O controle do acesso a web é feito por meio de um serviço de classificação automática dos endereços que oferecem riscos ou não são alinhados ao processo produtivo e por isso são bloqueados. O serviço é terceirizado e todos os sites novos são classificados de acordo com os conteúdos. Na avaliação são considerados padrões internacionais, no entanto, se for comprovada a necessidade de utilização do site pelas equipes de trabalho e a inexistência de vulnerabilidades, a liberação é realizada.
Tratando-se de e-mails, há restrições com relação aos anexos. A começar pelo tamanho máximo, que não pode ser superior a 5 mega-bytes. Os tipos permitidos e mais utilizados de anexos são os formatos PDS, ZIP, DOC e XLS.
Um anexo proibido não chega ao destino, mas um relatório é enviado para a caixa de mensagens do remetente informando a proibição. O que se pretende é impedir o envio de códigos que se auto-executam, linguagens de programações a exemplo de BBS e HTML, muito usadas para desenvolver códigos que podem iniciar processo de infecção.
“A melhor comunicação ainda é aquela na qual as pessoas têm a oportunidade de falar pessoalmente ou por telefone. No entanto, o sistema nunca é totalmente fechado, sempre há alternativas. Se é preciso receber anexo maior que o permitido, avaliamos e, se possível, liberamos”, comenta Kléber.
Algumas aplicações, a exemplo do skype, programa gratuito que oferece telefonia por meio da Internet, têm histórico mínimo de vulnerabilidade e, por isso, são utilizadas.

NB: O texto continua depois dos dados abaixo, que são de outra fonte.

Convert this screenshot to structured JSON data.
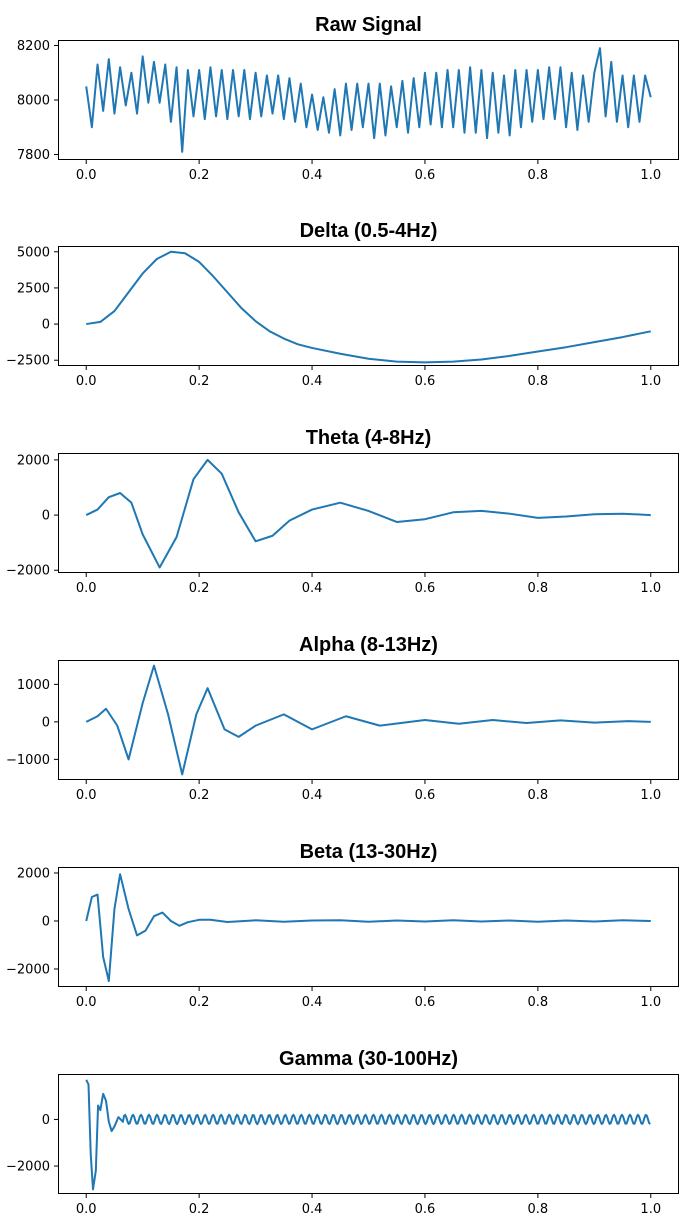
{
  "chart_data": [
    {
      "type": "line",
      "title": "Raw Signal",
      "xlabel": "",
      "ylabel": "",
      "xlim": [
        0.0,
        1.0
      ],
      "ylim": [
        7780,
        8220
      ],
      "xticks": [
        0.0,
        0.2,
        0.4,
        0.6,
        0.8,
        1.0
      ],
      "xtick_labels": [
        "0.0",
        "0.2",
        "0.4",
        "0.6",
        "0.8",
        "1.0"
      ],
      "yticks": [
        7800,
        8000,
        8200
      ],
      "ytick_labels": [
        "7800",
        "8000",
        "8200"
      ],
      "series": [
        {
          "name": "Raw Signal",
          "color": "#1f77b4",
          "x": [
            0.0,
            0.01,
            0.02,
            0.03,
            0.04,
            0.05,
            0.06,
            0.07,
            0.08,
            0.09,
            0.1,
            0.11,
            0.12,
            0.13,
            0.14,
            0.15,
            0.16,
            0.17,
            0.18,
            0.19,
            0.2,
            0.21,
            0.22,
            0.23,
            0.24,
            0.25,
            0.26,
            0.27,
            0.28,
            0.29,
            0.3,
            0.31,
            0.32,
            0.33,
            0.34,
            0.35,
            0.36,
            0.37,
            0.38,
            0.39,
            0.4,
            0.41,
            0.42,
            0.43,
            0.44,
            0.45,
            0.46,
            0.47,
            0.48,
            0.49,
            0.5,
            0.51,
            0.52,
            0.53,
            0.54,
            0.55,
            0.56,
            0.57,
            0.58,
            0.59,
            0.6,
            0.61,
            0.62,
            0.63,
            0.64,
            0.65,
            0.66,
            0.67,
            0.68,
            0.69,
            0.7,
            0.71,
            0.72,
            0.73,
            0.74,
            0.75,
            0.76,
            0.77,
            0.78,
            0.79,
            0.8,
            0.81,
            0.82,
            0.83,
            0.84,
            0.85,
            0.86,
            0.87,
            0.88,
            0.89,
            0.9,
            0.91,
            0.92,
            0.93,
            0.94,
            0.95,
            0.96,
            0.97,
            0.98,
            0.99,
            1.0
          ],
          "y": [
            8050,
            7900,
            8130,
            7960,
            8150,
            7950,
            8120,
            7980,
            8100,
            7950,
            8160,
            7990,
            8140,
            7990,
            8130,
            7920,
            8120,
            7810,
            8110,
            7940,
            8110,
            7930,
            8120,
            7940,
            8110,
            7930,
            8110,
            7940,
            8110,
            7930,
            8100,
            7940,
            8090,
            7950,
            8090,
            7930,
            8080,
            7920,
            8060,
            7900,
            8020,
            7890,
            8010,
            7880,
            8040,
            7870,
            8060,
            7890,
            8060,
            7900,
            8060,
            7860,
            8060,
            7870,
            8050,
            7900,
            8070,
            7880,
            8080,
            7900,
            8100,
            7910,
            8100,
            7900,
            8110,
            7900,
            8110,
            7880,
            8120,
            7880,
            8110,
            7860,
            8100,
            7880,
            8090,
            7870,
            8110,
            7900,
            8110,
            7920,
            8110,
            7930,
            8120,
            7930,
            8120,
            7900,
            8100,
            7890,
            8090,
            7920,
            8100,
            8190,
            7940,
            8140,
            7920,
            8090,
            7900,
            8090,
            7920,
            8090,
            8010
          ]
        }
      ]
    },
    {
      "type": "line",
      "title": "Delta (0.5-4Hz)",
      "xlabel": "",
      "ylabel": "",
      "xlim": [
        0.0,
        1.0
      ],
      "ylim": [
        -2900,
        5400
      ],
      "xticks": [
        0.0,
        0.2,
        0.4,
        0.6,
        0.8,
        1.0
      ],
      "xtick_labels": [
        "0.0",
        "0.2",
        "0.4",
        "0.6",
        "0.8",
        "1.0"
      ],
      "yticks": [
        -2500,
        0,
        2500,
        5000
      ],
      "ytick_labels": [
        "−2500",
        "0",
        "2500",
        "5000"
      ],
      "series": [
        {
          "name": "Delta (0.5-4Hz)",
          "color": "#1f77b4",
          "x": [
            0.0,
            0.025,
            0.05,
            0.075,
            0.1,
            0.125,
            0.15,
            0.175,
            0.2,
            0.225,
            0.25,
            0.275,
            0.3,
            0.325,
            0.35,
            0.375,
            0.4,
            0.45,
            0.5,
            0.55,
            0.6,
            0.65,
            0.7,
            0.75,
            0.8,
            0.85,
            0.9,
            0.95,
            1.0
          ],
          "y": [
            0,
            150,
            900,
            2200,
            3500,
            4500,
            5000,
            4900,
            4300,
            3300,
            2200,
            1100,
            200,
            -500,
            -1000,
            -1400,
            -1650,
            -2050,
            -2400,
            -2600,
            -2650,
            -2600,
            -2450,
            -2200,
            -1900,
            -1600,
            -1250,
            -900,
            -500
          ]
        }
      ]
    },
    {
      "type": "line",
      "title": "Theta (4-8Hz)",
      "xlabel": "",
      "ylabel": "",
      "xlim": [
        0.0,
        1.0
      ],
      "ylim": [
        -2100,
        2250
      ],
      "xticks": [
        0.0,
        0.2,
        0.4,
        0.6,
        0.8,
        1.0
      ],
      "xtick_labels": [
        "0.0",
        "0.2",
        "0.4",
        "0.6",
        "0.8",
        "1.0"
      ],
      "yticks": [
        -2000,
        0,
        2000
      ],
      "ytick_labels": [
        "−2000",
        "0",
        "2000"
      ],
      "series": [
        {
          "name": "Theta (4-8Hz)",
          "color": "#1f77b4",
          "x": [
            0.0,
            0.02,
            0.04,
            0.06,
            0.08,
            0.1,
            0.13,
            0.16,
            0.19,
            0.215,
            0.24,
            0.27,
            0.3,
            0.33,
            0.36,
            0.4,
            0.45,
            0.5,
            0.55,
            0.6,
            0.65,
            0.7,
            0.75,
            0.8,
            0.85,
            0.9,
            0.95,
            1.0
          ],
          "y": [
            0,
            200,
            650,
            800,
            450,
            -700,
            -1900,
            -800,
            1300,
            2000,
            1500,
            100,
            -950,
            -750,
            -200,
            200,
            450,
            150,
            -250,
            -150,
            100,
            150,
            50,
            -100,
            -50,
            30,
            50,
            0
          ]
        }
      ]
    },
    {
      "type": "line",
      "title": "Alpha (8-13Hz)",
      "xlabel": "",
      "ylabel": "",
      "xlim": [
        0.0,
        1.0
      ],
      "ylim": [
        -1550,
        1650
      ],
      "xticks": [
        0.0,
        0.2,
        0.4,
        0.6,
        0.8,
        1.0
      ],
      "xtick_labels": [
        "0.0",
        "0.2",
        "0.4",
        "0.6",
        "0.8",
        "1.0"
      ],
      "yticks": [
        -1000,
        0,
        1000
      ],
      "ytick_labels": [
        "−1000",
        "0",
        "1000"
      ],
      "series": [
        {
          "name": "Alpha (8-13Hz)",
          "color": "#1f77b4",
          "x": [
            0.0,
            0.02,
            0.035,
            0.055,
            0.075,
            0.1,
            0.12,
            0.145,
            0.17,
            0.195,
            0.215,
            0.245,
            0.27,
            0.3,
            0.35,
            0.4,
            0.46,
            0.52,
            0.6,
            0.66,
            0.72,
            0.78,
            0.84,
            0.9,
            0.96,
            1.0
          ],
          "y": [
            0,
            150,
            350,
            -100,
            -1000,
            500,
            1500,
            200,
            -1400,
            200,
            900,
            -200,
            -400,
            -100,
            200,
            -200,
            150,
            -100,
            50,
            -50,
            50,
            -30,
            40,
            -20,
            20,
            0
          ]
        }
      ]
    },
    {
      "type": "line",
      "title": "Beta (13-30Hz)",
      "xlabel": "",
      "ylabel": "",
      "xlim": [
        0.0,
        1.0
      ],
      "ylim": [
        -2750,
        2250
      ],
      "xticks": [
        0.0,
        0.2,
        0.4,
        0.6,
        0.8,
        1.0
      ],
      "xtick_labels": [
        "0.0",
        "0.2",
        "0.4",
        "0.6",
        "0.8",
        "1.0"
      ],
      "yticks": [
        -2000,
        0,
        2000
      ],
      "ytick_labels": [
        "−2000",
        "0",
        "2000"
      ],
      "series": [
        {
          "name": "Beta (13-30Hz)",
          "color": "#1f77b4",
          "x": [
            0.0,
            0.01,
            0.02,
            0.03,
            0.04,
            0.05,
            0.06,
            0.075,
            0.09,
            0.105,
            0.12,
            0.135,
            0.15,
            0.165,
            0.18,
            0.2,
            0.22,
            0.25,
            0.3,
            0.35,
            0.4,
            0.45,
            0.5,
            0.55,
            0.6,
            0.65,
            0.7,
            0.75,
            0.8,
            0.85,
            0.9,
            0.95,
            1.0
          ],
          "y": [
            0,
            1000,
            1100,
            -1500,
            -2500,
            500,
            1950,
            500,
            -600,
            -400,
            200,
            350,
            0,
            -200,
            -50,
            50,
            50,
            -40,
            30,
            -30,
            20,
            30,
            -30,
            20,
            -20,
            30,
            -20,
            20,
            -30,
            20,
            -20,
            30,
            0
          ]
        }
      ]
    },
    {
      "type": "line",
      "title": "Gamma (30-100Hz)",
      "xlabel": "",
      "ylabel": "",
      "xlim": [
        0.0,
        1.0
      ],
      "ylim": [
        -3200,
        1950
      ],
      "xticks": [
        0.0,
        0.2,
        0.4,
        0.6,
        0.8,
        1.0
      ],
      "xtick_labels": [
        "0.0",
        "0.2",
        "0.4",
        "0.6",
        "0.8",
        "1.0"
      ],
      "yticks": [
        -2000,
        0
      ],
      "ytick_labels": [
        "−2000",
        "0"
      ],
      "series": [
        {
          "name": "Gamma (30-100Hz)",
          "color": "#1f77b4",
          "x": [
            0.0,
            0.004,
            0.008,
            0.012,
            0.017,
            0.021,
            0.025,
            0.03,
            0.035,
            0.04,
            0.045,
            0.05,
            0.057,
            0.065
          ],
          "y": [
            1700,
            1500,
            -1500,
            -3000,
            -2200,
            600,
            400,
            1100,
            800,
            -100,
            -500,
            -300,
            100,
            -100
          ],
          "oscillation_amplitude": 200,
          "oscillation_period": 0.0142
        }
      ]
    }
  ]
}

Nesse caso, a redução de custos e a dinâmica na troca de informação justificam o uso. Mesmo sem riscos aparentes, a equipe de STI acompanha o comportamento do programa e, havendo risco, reavalia a utilização.
É preciso tratar casos de utilização de dispositivos de armazenamento de dados (como os pen-drivers) na empresa levando em conta que contratualmente existem cláusulas específicas para a manutenção do sigilo das informações. O pen-drive é uma unidade portátil de armazenamento de dados. É possível acessar os programas e arquivos dentro da própria unidade, que fica disponível no Windows Explorer.
Algumas empresas possuem práticas que definem regras para a utilização de celulares por estarem incorporando novas funcionalidades como o armazenamento de dados e a câmera digital.
“Algumas justificativas como a necessidade de continuidade de desenvolvimento do trabalho em outro ambiente (geralmente em casa) onde comumente não existe a cultura de uso de boas práticas, estando a estação de trabalho conectada à Internet através de redes de banda larga. Isso aumenta substancialmente o risco de vazamento de informações, e de infecção por vírus. E isto é justamente o que não deve acontecer já que o objetivo é manter as informações íntegras, confidenciais e disponíveis o maior tempo possível. Enfim, investe-se em todos esses mecanismos de controle para que as informações trafeguem por caminhos muito bem definidos na rede corporativa”, ressalta Nery.